British regulators announced intentions to fine British Airways $230 million (£183m) for a data breach that impacted close to 500,000 customers.
The Information Commissioner’s Office (ICO) plans to impose the record fine as a result of infringements of the General Data Protection Regulation (GDPR) law. GDPR is the European Union data protection law introduced in May of 2018.
British Airways previously disclosed the data breach that occurred between August and September 2018. Approximately 500,000 customers who visited their website (ba.com) and mobile app were diverted to a fake website. Consequently, hackers were then able to harvest and steal sensitive data, such as log in, payment card, travel booking details, name and address information.
The IOC cited “poor security arrangements” and also said organizations entrusted with personal data have a responsibility to protect individuals’ privacy.

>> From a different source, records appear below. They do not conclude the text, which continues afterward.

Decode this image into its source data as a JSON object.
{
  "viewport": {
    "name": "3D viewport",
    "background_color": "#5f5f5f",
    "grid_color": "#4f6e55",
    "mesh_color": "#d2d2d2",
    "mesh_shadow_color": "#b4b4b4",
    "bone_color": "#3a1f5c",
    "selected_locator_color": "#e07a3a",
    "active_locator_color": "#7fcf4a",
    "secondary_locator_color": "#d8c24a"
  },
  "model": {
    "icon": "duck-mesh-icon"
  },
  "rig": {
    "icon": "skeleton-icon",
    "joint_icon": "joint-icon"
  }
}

“People’s personal data is just that – personal. When an organisation fails to protect it from loss, damage or theft it is more than an inconvenience. That’s why the law is clear – when you are entrusted with personal data you must look after it. Those that don’t will face scrutiny from my office to check they have taken appropriate steps to protect fundamental privacy rights,” Information Commissioner Elizabeth Denham stated in the press release.
British Airways has also cooperated with the ICO investigation and has improved its security controls since the security incidents were discovered. The company will also have a chance to appeal and present its arguments to the ICO in regards to the proposed findings and sanction.
British Airways parent company, International Airlines Group, also said the company will “intend to take all appropriate steps to defend the airline’s position vigorously, including making any necessary appeals.”
The proposed GDPR fine comes after a French data protection watchdog imposed nearly a $57 million fine earlier this year against Google for violating GDPR privacy rules.